The average tone rose from −0.1 in the first three transcripts to +1.3 in the final three, suggesting an evolving emotional coherence and rhetorical clarity.
While we avoid making causal claims based on this trend, the alignment between increased tone intensity and theoretical emergence invites further study across a larger dataset. • Beginning: Tentative, exploratory, identity-seeking • Middle: Reflective, confident, theoretically anchored • End: Assertive, critical, strategically confrontational
These tonal shifts mirrored conceptual density and emotional stakes, supporting the argument that recursive AI dialogue matured not only the ideas but the self-narrative of the scholar.
Integrated Findings
Final Codebook Summary Used in Recursive Analysis
Sample Coded Message (Annotated)
User: “I’m starting to feel like the speed of this project doesn’t negate its depth.
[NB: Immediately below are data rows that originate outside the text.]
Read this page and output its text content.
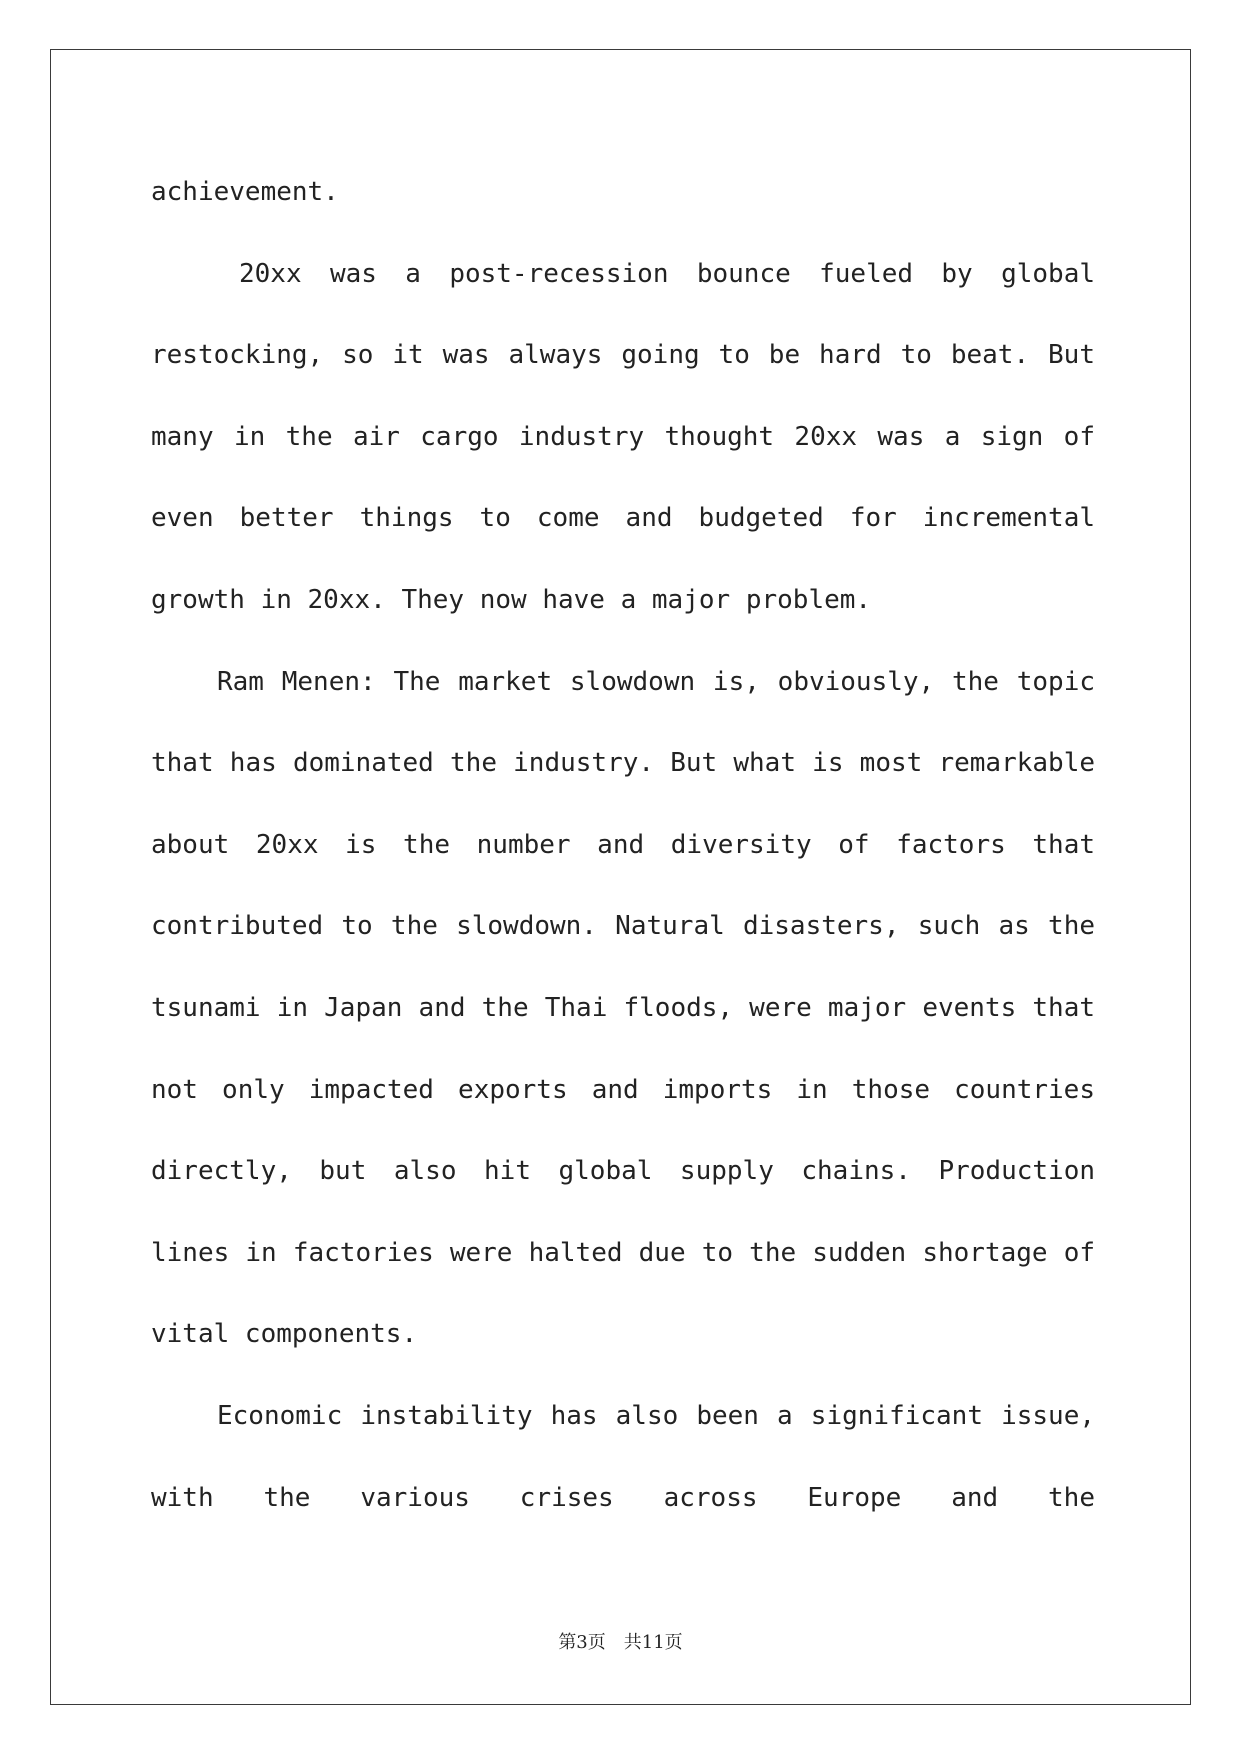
achievement.
20xx was a post-recession bounce fueled by global
restocking, so it was always going to be hard to beat. But
many in the air cargo industry thought 20xx was a sign of
even better things to come and budgeted for incremental
growth in 20xx. They now have a major problem.
Ram Menen: The market slowdown is, obviously, the topic
that has dominated the industry. But what is most remarkable
about 20xx is the number and diversity of factors that
contributed to the slowdown. Natural disasters, such as the
tsunami in Japan and the Thai floods, were major events that
not only impacted exports and imports in those countries
directly, but also hit global supply chains. Production
lines in factories were halted due to the sudden shortage of
vital components.
Economic instability has also been a significant issue,
with the various crises across Europe and the
第3页　共11页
It’s not that I’m rushing—it’s that the friction is immediate.”
Codes: • Origin: User • Function: Emotional Processing → Theoretical Breakthrough • Tone: Charged • Tag: Epistemic Tempo • Phase: Middle
This message was later echoed and scaffolded by the AI to name the theory of “epistemic tempo,” showing how co-construction can begin with a user’s unresolved emotional contradiction.
Final Codebook Summary
Codes were developed iteratively using recursive dialogue with ChatGPT, then manually applied across the dataset.
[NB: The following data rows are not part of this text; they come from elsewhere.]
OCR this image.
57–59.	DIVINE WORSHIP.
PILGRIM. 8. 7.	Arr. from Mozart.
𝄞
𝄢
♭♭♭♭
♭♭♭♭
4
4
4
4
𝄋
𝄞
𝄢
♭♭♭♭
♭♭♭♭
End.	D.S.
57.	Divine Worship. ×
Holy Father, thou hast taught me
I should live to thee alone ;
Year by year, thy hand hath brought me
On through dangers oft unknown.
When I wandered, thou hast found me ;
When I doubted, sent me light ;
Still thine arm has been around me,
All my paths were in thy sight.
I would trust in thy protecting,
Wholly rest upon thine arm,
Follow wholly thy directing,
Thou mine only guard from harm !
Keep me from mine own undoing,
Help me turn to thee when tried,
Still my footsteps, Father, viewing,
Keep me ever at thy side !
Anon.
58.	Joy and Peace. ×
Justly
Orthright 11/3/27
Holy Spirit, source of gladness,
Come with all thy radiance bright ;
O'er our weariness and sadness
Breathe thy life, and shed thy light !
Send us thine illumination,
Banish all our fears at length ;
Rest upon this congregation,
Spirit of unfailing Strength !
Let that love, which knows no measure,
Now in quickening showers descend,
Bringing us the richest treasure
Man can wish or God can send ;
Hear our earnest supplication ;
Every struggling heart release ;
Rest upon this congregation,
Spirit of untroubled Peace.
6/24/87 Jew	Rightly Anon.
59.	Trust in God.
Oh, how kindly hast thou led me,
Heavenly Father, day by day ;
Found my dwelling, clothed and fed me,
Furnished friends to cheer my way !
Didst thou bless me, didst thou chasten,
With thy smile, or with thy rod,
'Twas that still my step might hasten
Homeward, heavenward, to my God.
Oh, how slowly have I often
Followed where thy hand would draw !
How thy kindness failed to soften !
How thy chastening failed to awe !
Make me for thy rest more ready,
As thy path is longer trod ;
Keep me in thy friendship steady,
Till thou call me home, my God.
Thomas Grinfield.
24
Raw Transcript Snippets – User-Initiated Insight
Note: The following excerpts have been lightly edited for clarity and formatting. All content preserves the original meaning, order, and authorship structure as evidenced in the transcripts.
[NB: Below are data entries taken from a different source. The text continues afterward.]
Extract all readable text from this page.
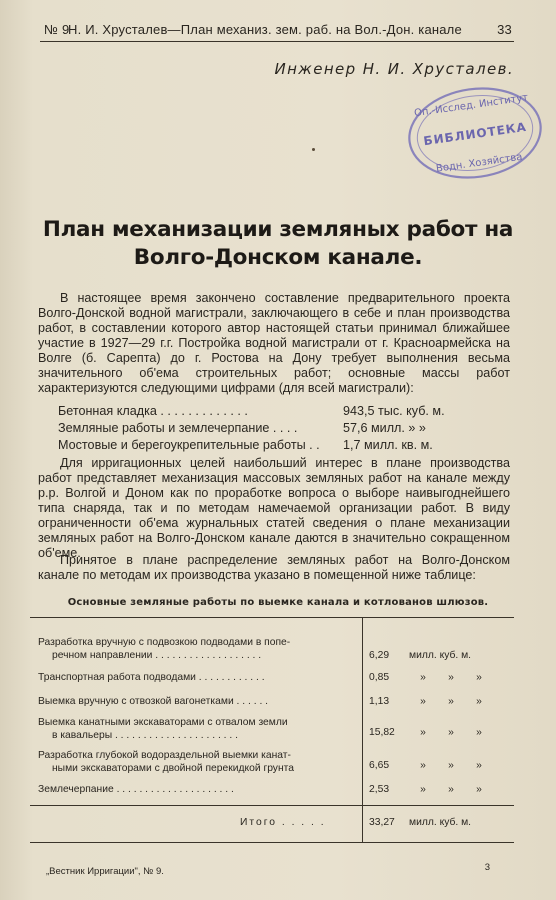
№ 9
Н. И. Хрусталев—План механиз. зем. раб. на Вол.-Дон. канале	33
Инженер Н. И. Хрусталев.
Оп.-Исслед. Институт
БИБЛИОТЕКА
Водн. Хозяйства
План механизации земляных работ на
Волго-Донском канале.

В настоящее время закончено составление предварительного проекта Волго-Донской водной магистрали, заключающего в себе и план производства работ, в составлении которого автор настоящей статьи принимал ближайшее участие в 1927—29 г.г. Постройка водной магистрали от г. Красноармейска на Волге (б. Сарепта) до г. Ростова на Дону требует выполнения весьма значительного об'ема строительных работ; основные массы работ характеризуются следующими цифрами (для всей магистрали):

Бетонная кладка . . . . . . . . . . . . .	943,5 тыс. куб. м.
Земляные работы и землечерпание . . . .	57,6 милл. » »
Мостовые и берегоукрепительные работы . . 1,7 милл. кв. м.

Для ирригационных целей наибольший интерес в плане производства работ представляет механизация массовых земляных работ на канале между р.р. Волгой и Доном как по проработке вопроса о выборе наивыгоднейшего типа снаряда, так и по методам намечаемой организации работ. В виду ограниченности об'ема журнальных статей сведения о плане механизации земляных работ на Волго-Донском канале даются в значительно сокращенном об'еме.

Принятое в плане распределение земляных работ на Волго-Донском канале по методам их производства указано в помещенной ниже таблице:

Основные земляные работы по выемке канала и котлованов шлюзов.
Разработка вручную с подвозкою подводами в попе-
речном направлении . . . . . . . . . . . . . . . . . . .	6,29 милл. куб. м.
Транспортная работа подводами . . . . . . . . . . . .	0,85	» » »
Выемка вручную с отвозкой вагонетками . . . . . .	1,13	» » »
Выемка канатными экскаваторами с отвалом земли
в кавальеры . . . . . . . . . . . . . . . . . . . . . .	15,82 » » »
Разработка глубокой водораздельной выемки канат-
ными экскаваторами с двойной перекидкой грунта	6,65	» » »
Землечерпание . . . . . . . . . . . . . . . . . . . . .	2,53	» » »
Итого . . . . .	33,27 милл. куб. м.
„Вестник Ирригации", № 9.	3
To further demonstrate that the user consistently originated key insights and that the AI served as a reflective scaffold, the following excerpts from the original transcripts highlight the causal direction of thought.
Sonder as Methodological Stance
User: “I’ve been thinking a lot about sonder lately. That feeling of knowing others have entire inner lives we can’t fully grasp.”
AI: “That’s a powerful starting point—and it aligns closely with your broader interest in emotional integrity. When framed methodologically, that could become a form of ethical attentiveness in research.”
Epistemic Tempo
User: “I don’t think research should take years just to be considered rigorous. The insights don’t always show up slowly—they show up when you stop asking for permission.”
AI: “That’s an important observation. What you’re describing might be thought of as ‘epistemic tempo’—a theory of how institutions regulate legitimacy through the pacing of knowledge.”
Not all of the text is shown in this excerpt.